November 11 is celebrated annually as Veterans’ Day, a day when we honor the brave men and women who serve our country.
The story of Veterans Day is shared on the Department of Veterans Affairs website. The significance of November 11 goes back to the First World War, which officially ended with the signing of the Treaty of Versailles, on June 28, 1919.
The war, however, had already ended even before that date. Seven months before, an armistice, or temporary cessation of hostilities, between Germany and the Allied countries, commenced on the eleventh hour of the eleventh day of the eleventh month: November 11, 1918.
November 11 was proclaimed by President Wilson in 1919 as Armistice Day, saying: “To us in America, the reflections of Armistice Day will be filled with solemn pride in the heroism of those who died in the country’s service and with gratitude for the victory, both because of the thing from which it has freed us and because of the opportunity it has given America to show her sympathy with peace and justice in the councils of the nations.”

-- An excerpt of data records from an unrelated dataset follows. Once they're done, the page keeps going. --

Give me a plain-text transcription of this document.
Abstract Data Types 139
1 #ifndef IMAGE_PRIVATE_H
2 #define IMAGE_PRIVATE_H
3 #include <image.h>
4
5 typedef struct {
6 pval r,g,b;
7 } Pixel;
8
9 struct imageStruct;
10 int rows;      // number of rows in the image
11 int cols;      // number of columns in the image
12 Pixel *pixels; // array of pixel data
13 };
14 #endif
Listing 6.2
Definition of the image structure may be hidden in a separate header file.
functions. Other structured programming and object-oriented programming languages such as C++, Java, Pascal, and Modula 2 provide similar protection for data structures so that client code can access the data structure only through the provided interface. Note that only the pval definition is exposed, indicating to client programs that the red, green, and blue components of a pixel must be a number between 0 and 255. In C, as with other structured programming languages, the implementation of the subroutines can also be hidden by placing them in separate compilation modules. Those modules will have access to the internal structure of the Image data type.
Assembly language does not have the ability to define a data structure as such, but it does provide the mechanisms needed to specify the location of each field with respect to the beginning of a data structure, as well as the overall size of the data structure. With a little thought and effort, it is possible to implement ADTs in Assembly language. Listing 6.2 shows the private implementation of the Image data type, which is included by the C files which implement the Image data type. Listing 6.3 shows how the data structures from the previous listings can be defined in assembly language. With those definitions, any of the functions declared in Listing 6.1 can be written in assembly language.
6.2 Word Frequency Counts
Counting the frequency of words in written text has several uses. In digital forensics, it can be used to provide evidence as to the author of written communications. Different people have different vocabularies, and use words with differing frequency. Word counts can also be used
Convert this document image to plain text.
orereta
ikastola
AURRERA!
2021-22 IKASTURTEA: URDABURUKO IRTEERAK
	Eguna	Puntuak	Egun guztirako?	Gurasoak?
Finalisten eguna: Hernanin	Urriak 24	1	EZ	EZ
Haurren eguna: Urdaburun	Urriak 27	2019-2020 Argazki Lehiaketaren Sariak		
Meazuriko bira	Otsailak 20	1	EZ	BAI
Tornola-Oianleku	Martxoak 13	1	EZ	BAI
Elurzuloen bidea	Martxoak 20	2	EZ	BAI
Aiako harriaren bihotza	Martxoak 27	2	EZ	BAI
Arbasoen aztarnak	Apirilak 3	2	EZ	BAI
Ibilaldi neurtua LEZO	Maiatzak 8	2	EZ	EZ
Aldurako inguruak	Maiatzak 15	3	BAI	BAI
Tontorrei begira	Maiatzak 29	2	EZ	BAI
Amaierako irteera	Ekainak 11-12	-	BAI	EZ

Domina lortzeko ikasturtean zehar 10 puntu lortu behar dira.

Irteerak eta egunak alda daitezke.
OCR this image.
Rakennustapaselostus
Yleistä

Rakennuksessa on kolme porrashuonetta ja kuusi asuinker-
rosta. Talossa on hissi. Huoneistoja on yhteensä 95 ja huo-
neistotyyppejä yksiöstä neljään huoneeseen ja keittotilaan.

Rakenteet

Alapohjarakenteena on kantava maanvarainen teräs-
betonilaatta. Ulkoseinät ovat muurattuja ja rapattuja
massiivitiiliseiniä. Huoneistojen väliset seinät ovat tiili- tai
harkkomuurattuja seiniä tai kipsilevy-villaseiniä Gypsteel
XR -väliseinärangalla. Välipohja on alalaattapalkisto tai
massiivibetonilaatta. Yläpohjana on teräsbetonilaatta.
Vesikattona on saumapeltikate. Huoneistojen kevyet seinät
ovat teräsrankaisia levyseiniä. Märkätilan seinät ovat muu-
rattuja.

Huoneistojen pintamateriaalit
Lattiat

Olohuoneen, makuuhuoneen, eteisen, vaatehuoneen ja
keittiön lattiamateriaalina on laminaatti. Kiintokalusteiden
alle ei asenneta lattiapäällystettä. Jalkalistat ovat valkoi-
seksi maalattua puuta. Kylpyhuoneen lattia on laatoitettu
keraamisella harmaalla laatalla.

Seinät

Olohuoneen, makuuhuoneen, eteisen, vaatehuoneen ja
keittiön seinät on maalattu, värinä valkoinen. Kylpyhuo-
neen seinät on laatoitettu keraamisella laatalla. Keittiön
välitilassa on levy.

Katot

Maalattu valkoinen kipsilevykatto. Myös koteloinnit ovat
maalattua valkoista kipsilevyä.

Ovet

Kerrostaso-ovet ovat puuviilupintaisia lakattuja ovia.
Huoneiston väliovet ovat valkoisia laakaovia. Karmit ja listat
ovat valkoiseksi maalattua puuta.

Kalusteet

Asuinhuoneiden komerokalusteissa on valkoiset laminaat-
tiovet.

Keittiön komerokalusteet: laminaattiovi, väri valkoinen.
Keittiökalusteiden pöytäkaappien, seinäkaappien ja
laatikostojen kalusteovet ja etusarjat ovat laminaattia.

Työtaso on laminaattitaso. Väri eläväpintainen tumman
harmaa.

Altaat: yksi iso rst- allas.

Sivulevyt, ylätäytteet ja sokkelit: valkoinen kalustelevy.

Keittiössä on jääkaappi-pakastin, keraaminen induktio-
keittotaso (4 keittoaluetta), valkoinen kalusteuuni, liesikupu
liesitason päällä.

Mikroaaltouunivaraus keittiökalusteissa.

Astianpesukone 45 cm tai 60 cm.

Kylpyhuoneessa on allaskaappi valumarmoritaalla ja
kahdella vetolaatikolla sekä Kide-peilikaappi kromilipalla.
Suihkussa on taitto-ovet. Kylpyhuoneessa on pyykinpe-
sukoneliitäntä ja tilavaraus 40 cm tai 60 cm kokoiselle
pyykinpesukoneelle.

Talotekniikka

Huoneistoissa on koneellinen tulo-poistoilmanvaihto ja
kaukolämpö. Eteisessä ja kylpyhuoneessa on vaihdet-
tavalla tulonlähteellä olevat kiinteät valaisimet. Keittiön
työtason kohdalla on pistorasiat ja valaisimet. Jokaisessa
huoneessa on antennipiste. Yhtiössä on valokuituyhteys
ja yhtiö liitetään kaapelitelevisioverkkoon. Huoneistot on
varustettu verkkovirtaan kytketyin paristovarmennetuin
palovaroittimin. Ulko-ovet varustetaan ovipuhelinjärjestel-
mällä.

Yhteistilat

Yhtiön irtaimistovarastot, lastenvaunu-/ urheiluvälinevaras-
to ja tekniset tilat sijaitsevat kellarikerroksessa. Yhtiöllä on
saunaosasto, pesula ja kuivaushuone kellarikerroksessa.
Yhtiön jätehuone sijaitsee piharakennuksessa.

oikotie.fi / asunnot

November 11 was declared a legal holiday in 1938. After the Second World War and the Korean War, the 83rd Congress, in 1954, declared November 11th as a day to honor American veterans of all wars. On October 8, 1954, President Dwight D. Eisenhower issued the first Veterans Day Proclamation; he then designated then Administrator of Veterans’ Affairs, Harvey Higley, as the Chairman of the Veterans Day National Committee.